Those who tested high for aptitude were routed into two top-secret code-breaking centers in the Washington area, one for the Army and one for the Navy.
Other women joined the Office of Strategic Services, forerunner of the C.I.A. A Vassar math professor, Grace Hopper, helped develop the Navy’s Mark I computer. A team of women programmed the Army’s first large-scale, general-purpose digital computer. (Programming at the time was considered somewhat secretarial, which is why women were employed to do it.)
It’s not too much of a stretch to say that inclusion — the willingness to welcome genius — is one reason the right side won the war. The country also benefited from the contributions of other marginalized groups, including Navajo code talkers, Tuskegee airmen and other black troops (including women) serving in a segregated military.
There is a lesson here for the tech bros. Economists have long been mystified by the impulse to discriminate, given that shutting out any group deprives society of advances. Studies show that diverse teams get better results. Inclusion never entails “lowering the bar.” It enlarges the pool of talent and brings the best people in.

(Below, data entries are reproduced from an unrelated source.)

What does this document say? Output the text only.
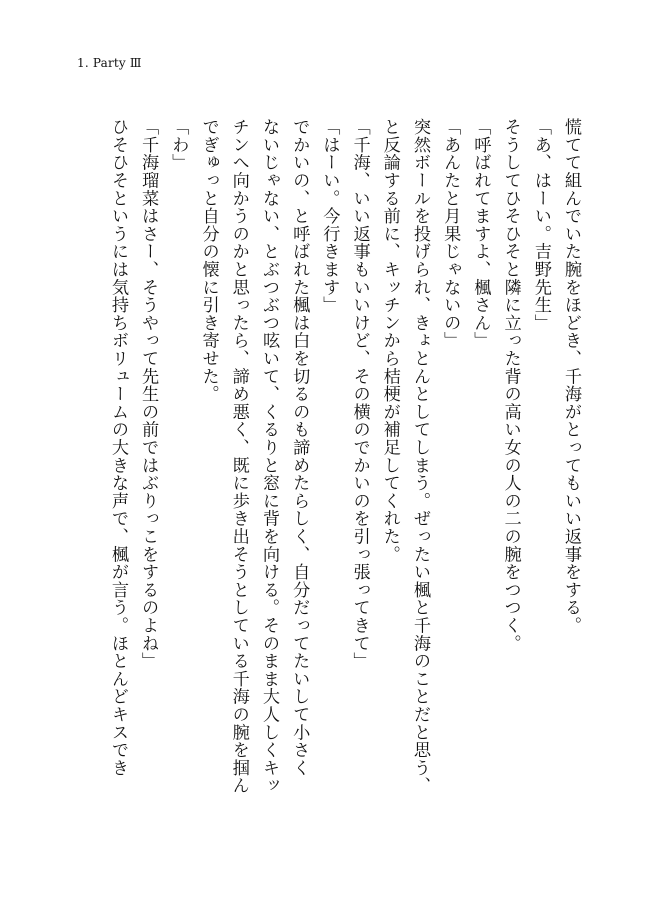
1. Party Ⅲ
慌てて組んでいた腕をほどき、千海がとってもいい返事をする。
「あ、はーい。吉野先生」
そうしてひそひそと隣に立った背の高い女の人の二の腕をつつく。
「呼ばれてますよ、楓さん」
「あんたと月果じゃないの」
突然ボールを投げられ、きょとんとしてしまう。ぜったい楓と千海のことだと思う、
と反論する前に、キッチンから桔梗が補足してくれた。
「千海、いい返事もいいけど、その横のでかいのを引っ張ってきて」
「はーい。今行きます」
でかいの、と呼ばれた楓は白を切るのも諦めたらしく、自分だってたいして小さく
ないじゃない、とぶつぶつ呟いて、くるりと窓に背を向ける。そのまま大人しくキッ
チンへ向かうのかと思ったら、諦め悪く、既に歩き出そうとしている千海の腕を掴ん
でぎゅっと自分の懐に引き寄せた。
「わ」
「千海瑠菜はさー、そうやって先生の前ではぶりっこをするのよね」
ひそひそというには気持ちボリュームの大きな声で、楓が言う。ほとんどキスでき
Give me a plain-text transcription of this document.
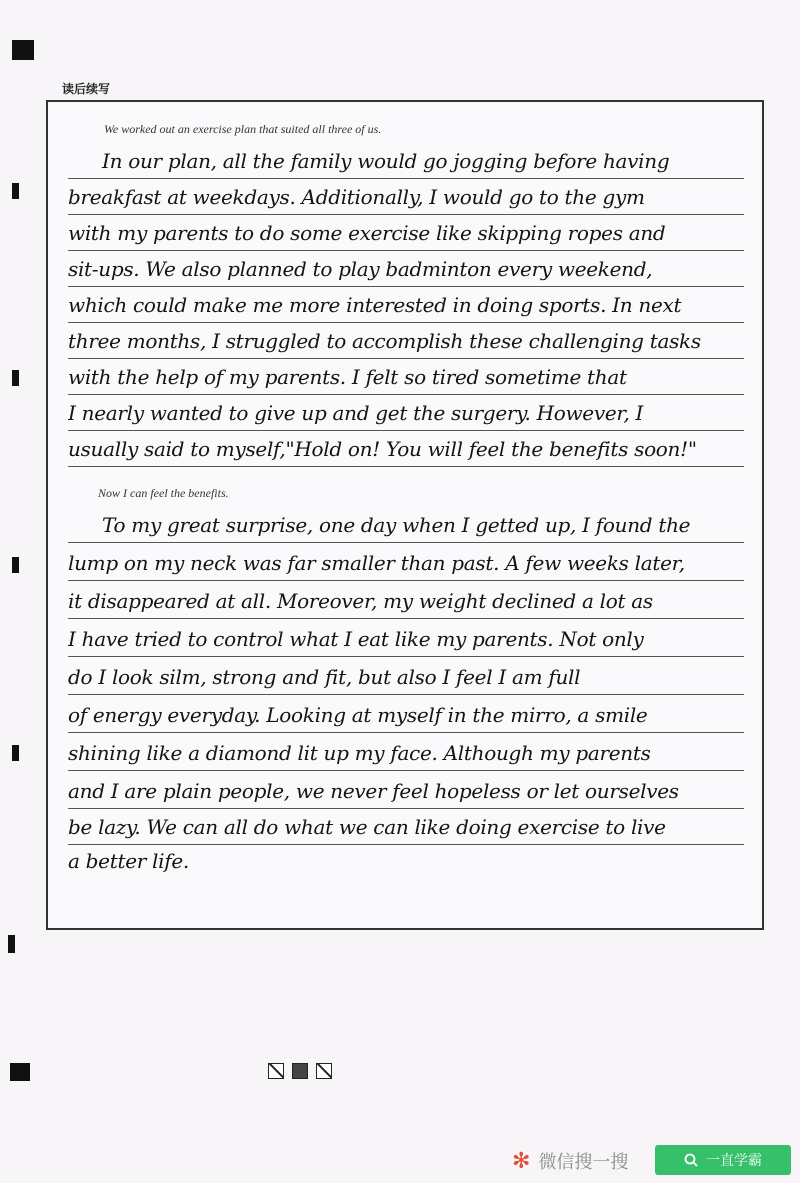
读后续写
We worked out an exercise plan that suited all three of us.
In our plan, all the family would go jogging before having
breakfast at weekdays. Additionally, I would go to the gym
with my parents to do some exercise like skipping ropes and
sit-ups. We also planned to play badminton every weekend,
which could make me more interested in doing sports. In next
three months, I struggled to accomplish these challenging tasks
with the help of my parents. I felt so tired sometime that
I nearly wanted to give up and get the surgery. However, I
usually said to myself,"Hold on! You will feel the benefits soon!"
Now I can feel the benefits.
To my great surprise, one day when I getted up, I found the
lump on my neck was far smaller than past. A few weeks later,
it disappeared at all. Moreover, my weight declined a lot as
I have tried to control what I eat like my parents. Not only
do I look silm, strong and fit, but also I feel I am full
of energy everyday. Looking at myself in the mirro, a smile
shining like a diamond lit up my face. Although my parents
and I are plain people, we never feel hopeless or let ourselves
be lazy. We can all do what we can like doing exercise to live
a better life.
✻ 微信搜一搜	一直学霸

To be sure, even during the war, inclusion was seen as a temporary emergency measure, and the spectacle of tens of thousands of young women boarding trains to the nation’s capital unnerved many. Ads and posters featured plaintive children asking, “Mother, when will you stay home again?” After the war, backlash set in. The female code breakers got very little public credit for their achievements, and credit would be a long time coming for towering figures like Grace Hopper. And so here we are: The notion that genius is a male trait has once again raised its head.
In today’s rhetorical climate, it’s not just a handful of entitled engineers who feel empowered to impugn certain groups. The same animus lies behind the Trump administration’s eagerness to exclude refugees, and behind the proposed ban on transgender people serving in the military. In gratuitously acting to exclude willing citizens from military service, the president has declined to avail himself of the array of ingenuity and courage this nation has to offer.
World War II is a reminder that, when freedom hung in the balance, inclusion kept us safe. It’s also a reminder that our military once took the lead on social change at a time when more families felt connected to military service. Now we are greatly divided. We’re losing a key military edge and could lose a technical one, if we give in to the notion that some groups are more gifted than others. History has shown that exclusion tends to be the approach of, as Donald Trump might put it, the losers.